In baseball, a 30-30 player is one that belts 30 home runs and steals 30 bases in the same season, and 38 players in Major League baseball have accomplished this feat. In running, Bachand’s quest for 30-30 is unheard of, and yes, it sounds borderline crazy – on some occasions, if the timing is right, she will even run a full and a half on the same weekend – but she doesn’t mind it one bit.
“Once you have that endurance level built up, it’s not as hard as it seems,” she remarked. “It’s a lot, and I understand that’s it’s a lot. (My family and friends) think I’m crazy, and people always tell me, ‘I can’t believe you do a marathon or two every weekend.’ ”
One would think that running long-distance races each weekend would surely take its toll on Bachand’s body, but she has the perfect remedy that gets her back on her feet again – “ice baths, and a sports massage maybe once a month.”
One would also wonder how Bachand gets the time – and the money – to tour the country almost every weekend and race in every corner of it. Her response?
“I work two jobs,” she added, adding that she’s a bartender in Warwick. “I work Monday through Friday and the only night I have off is Tuesday. I usually leave Friday after work for a race and I come home Sunday night.”
When Bachand heads out of town to a race, she’s not all business and stressing over her times. Her best half marathon was a 2:17:37 at last October’s Baystate Half Marathon in Lowell, Mass., and her PR for a marathon is a 5:27:00 at last December’s Palm Beaches Marathon in West Palm Beach, Fla., but stats, times, and PRs means very little to her.
Rather, her No. 1 goals are enjoying the experiences of her races, connecting with some of her friends on the Half Fanatics and Marathon Maniacs across the country, and simply having fun, and that sometimes means wearing a costume or a wig for the occasion.
“I run in a lot of races in costume,” she noted. “Two weeks ago, we were in (the) Run the Bluegrass (Half Marathon) in Lexington, Kentucky and my friend (Becky Kellhofer) and I dressed up as a horse and a jockey. Our picture made the newspaper down there.”
Bachand has also found another avenue to spread her joy of running. She and Fraser are the co-founders and driving forces behind Endurance Sports Connection, a national, non-profit group that “almost like a AAA for runners” that connects first-timers with veteran performers and gives them advice, support, and friendly connections.
Her plate may be full with ESC, work, and running, but Bachand, who enters today with eight marathons and 36 half marathons under her belt, doesn’t plan to be slowing down anytime soon once Boston is in the books.
“After Boston, I have a marathon and a half marathon the next weekend,” she said. “The weekend after that, I’m going to do the Big Sur Marathon in California.

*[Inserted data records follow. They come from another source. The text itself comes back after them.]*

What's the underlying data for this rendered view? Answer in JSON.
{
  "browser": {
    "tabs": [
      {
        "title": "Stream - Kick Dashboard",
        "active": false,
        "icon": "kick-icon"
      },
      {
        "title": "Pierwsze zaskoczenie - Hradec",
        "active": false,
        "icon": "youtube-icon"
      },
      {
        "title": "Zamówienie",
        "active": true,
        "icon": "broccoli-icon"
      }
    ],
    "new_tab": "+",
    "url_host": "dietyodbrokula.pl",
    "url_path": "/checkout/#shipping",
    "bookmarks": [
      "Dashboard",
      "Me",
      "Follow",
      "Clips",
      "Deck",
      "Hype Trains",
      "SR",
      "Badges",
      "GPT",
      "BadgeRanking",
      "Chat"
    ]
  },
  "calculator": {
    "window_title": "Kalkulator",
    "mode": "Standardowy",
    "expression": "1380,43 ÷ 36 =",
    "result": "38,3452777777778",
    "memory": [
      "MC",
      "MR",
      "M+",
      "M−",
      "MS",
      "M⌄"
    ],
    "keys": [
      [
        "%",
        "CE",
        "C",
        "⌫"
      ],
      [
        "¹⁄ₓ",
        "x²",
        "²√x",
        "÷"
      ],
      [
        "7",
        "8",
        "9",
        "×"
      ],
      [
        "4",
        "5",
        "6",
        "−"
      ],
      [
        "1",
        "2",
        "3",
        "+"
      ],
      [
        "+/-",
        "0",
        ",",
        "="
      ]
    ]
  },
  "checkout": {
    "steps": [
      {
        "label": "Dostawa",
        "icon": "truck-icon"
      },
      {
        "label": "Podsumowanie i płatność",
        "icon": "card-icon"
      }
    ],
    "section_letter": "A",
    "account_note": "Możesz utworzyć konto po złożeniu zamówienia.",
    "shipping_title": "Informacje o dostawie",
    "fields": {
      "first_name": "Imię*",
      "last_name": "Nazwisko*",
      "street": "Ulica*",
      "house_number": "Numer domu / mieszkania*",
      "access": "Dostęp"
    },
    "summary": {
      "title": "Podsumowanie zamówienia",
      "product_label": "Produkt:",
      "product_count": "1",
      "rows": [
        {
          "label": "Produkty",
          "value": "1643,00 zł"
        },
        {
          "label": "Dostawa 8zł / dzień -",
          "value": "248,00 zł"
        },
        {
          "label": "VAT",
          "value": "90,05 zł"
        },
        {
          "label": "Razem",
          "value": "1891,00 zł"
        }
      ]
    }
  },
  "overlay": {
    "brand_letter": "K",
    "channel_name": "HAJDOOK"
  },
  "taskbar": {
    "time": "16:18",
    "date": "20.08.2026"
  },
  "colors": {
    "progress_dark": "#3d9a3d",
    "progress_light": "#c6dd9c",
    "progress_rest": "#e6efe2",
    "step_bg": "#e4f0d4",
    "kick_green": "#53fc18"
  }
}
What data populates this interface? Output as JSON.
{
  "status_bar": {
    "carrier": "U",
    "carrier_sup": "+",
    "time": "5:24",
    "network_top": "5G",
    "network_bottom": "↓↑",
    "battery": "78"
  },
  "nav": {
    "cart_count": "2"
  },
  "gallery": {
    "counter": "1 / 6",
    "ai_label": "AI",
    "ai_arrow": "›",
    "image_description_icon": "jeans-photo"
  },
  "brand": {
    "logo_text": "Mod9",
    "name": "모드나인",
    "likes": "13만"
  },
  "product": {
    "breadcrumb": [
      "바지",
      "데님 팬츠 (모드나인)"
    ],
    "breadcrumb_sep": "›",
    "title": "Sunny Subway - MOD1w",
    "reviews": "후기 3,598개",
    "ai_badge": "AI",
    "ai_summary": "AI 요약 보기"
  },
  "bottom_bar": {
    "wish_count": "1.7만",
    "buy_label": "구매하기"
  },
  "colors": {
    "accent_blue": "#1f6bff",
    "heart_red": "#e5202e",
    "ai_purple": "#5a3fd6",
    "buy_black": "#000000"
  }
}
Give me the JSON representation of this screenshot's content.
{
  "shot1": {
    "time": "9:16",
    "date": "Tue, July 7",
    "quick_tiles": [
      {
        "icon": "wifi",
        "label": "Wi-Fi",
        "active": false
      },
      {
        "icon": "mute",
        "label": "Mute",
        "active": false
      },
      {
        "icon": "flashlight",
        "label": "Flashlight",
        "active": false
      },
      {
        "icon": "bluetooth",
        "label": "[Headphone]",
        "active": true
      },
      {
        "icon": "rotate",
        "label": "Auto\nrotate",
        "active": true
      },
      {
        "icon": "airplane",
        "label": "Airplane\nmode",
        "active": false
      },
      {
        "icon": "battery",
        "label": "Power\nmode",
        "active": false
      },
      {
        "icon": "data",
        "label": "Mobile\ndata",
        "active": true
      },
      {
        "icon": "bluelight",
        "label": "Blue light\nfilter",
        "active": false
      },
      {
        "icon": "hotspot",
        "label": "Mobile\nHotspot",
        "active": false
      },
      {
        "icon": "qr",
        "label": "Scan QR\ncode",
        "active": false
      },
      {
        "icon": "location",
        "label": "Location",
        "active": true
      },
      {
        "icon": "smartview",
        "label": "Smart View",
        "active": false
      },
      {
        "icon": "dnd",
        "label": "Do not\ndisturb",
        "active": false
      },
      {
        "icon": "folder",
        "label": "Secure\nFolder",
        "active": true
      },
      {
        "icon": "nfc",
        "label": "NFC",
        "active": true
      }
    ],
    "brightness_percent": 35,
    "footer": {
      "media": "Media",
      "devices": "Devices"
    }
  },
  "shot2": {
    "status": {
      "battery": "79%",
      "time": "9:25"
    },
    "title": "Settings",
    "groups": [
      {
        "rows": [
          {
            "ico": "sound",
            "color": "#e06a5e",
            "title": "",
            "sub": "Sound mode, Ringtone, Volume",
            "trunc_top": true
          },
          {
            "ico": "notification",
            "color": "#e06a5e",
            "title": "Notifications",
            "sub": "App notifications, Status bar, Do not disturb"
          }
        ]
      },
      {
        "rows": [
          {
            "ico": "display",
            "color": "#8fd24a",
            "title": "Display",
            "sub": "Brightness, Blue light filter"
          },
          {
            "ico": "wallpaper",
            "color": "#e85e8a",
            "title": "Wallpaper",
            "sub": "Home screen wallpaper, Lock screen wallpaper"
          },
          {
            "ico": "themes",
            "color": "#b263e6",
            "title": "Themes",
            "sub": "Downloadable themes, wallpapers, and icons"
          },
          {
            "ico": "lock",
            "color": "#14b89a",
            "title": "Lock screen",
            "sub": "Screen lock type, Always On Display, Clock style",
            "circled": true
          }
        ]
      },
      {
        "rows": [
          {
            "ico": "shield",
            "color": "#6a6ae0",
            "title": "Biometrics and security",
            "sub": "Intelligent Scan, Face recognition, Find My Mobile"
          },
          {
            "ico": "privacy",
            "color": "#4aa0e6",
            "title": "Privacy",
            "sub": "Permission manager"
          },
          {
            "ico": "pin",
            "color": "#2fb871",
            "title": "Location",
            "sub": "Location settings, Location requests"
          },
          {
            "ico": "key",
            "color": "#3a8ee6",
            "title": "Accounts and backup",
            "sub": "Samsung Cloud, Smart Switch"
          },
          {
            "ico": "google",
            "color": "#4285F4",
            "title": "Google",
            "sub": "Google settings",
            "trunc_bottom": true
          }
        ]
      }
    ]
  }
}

I will be home Mother’s Day weekend because of the Cox Marathon in Providence, but otherwise, I’m away every weekend from now until the middle of the summer.”
But before she looks ahead, she wants to savor her first time running Boston and enjoying the long weekend’s experience.
“The Boston Marathon has always been the marathon to run,” she added. “You have the history, and it’s here in my backyard. I’m originally from Oxford, Massachusetts, so I’ve always wanted to do it. I’m really looking forward to it. It’s going to be fun.”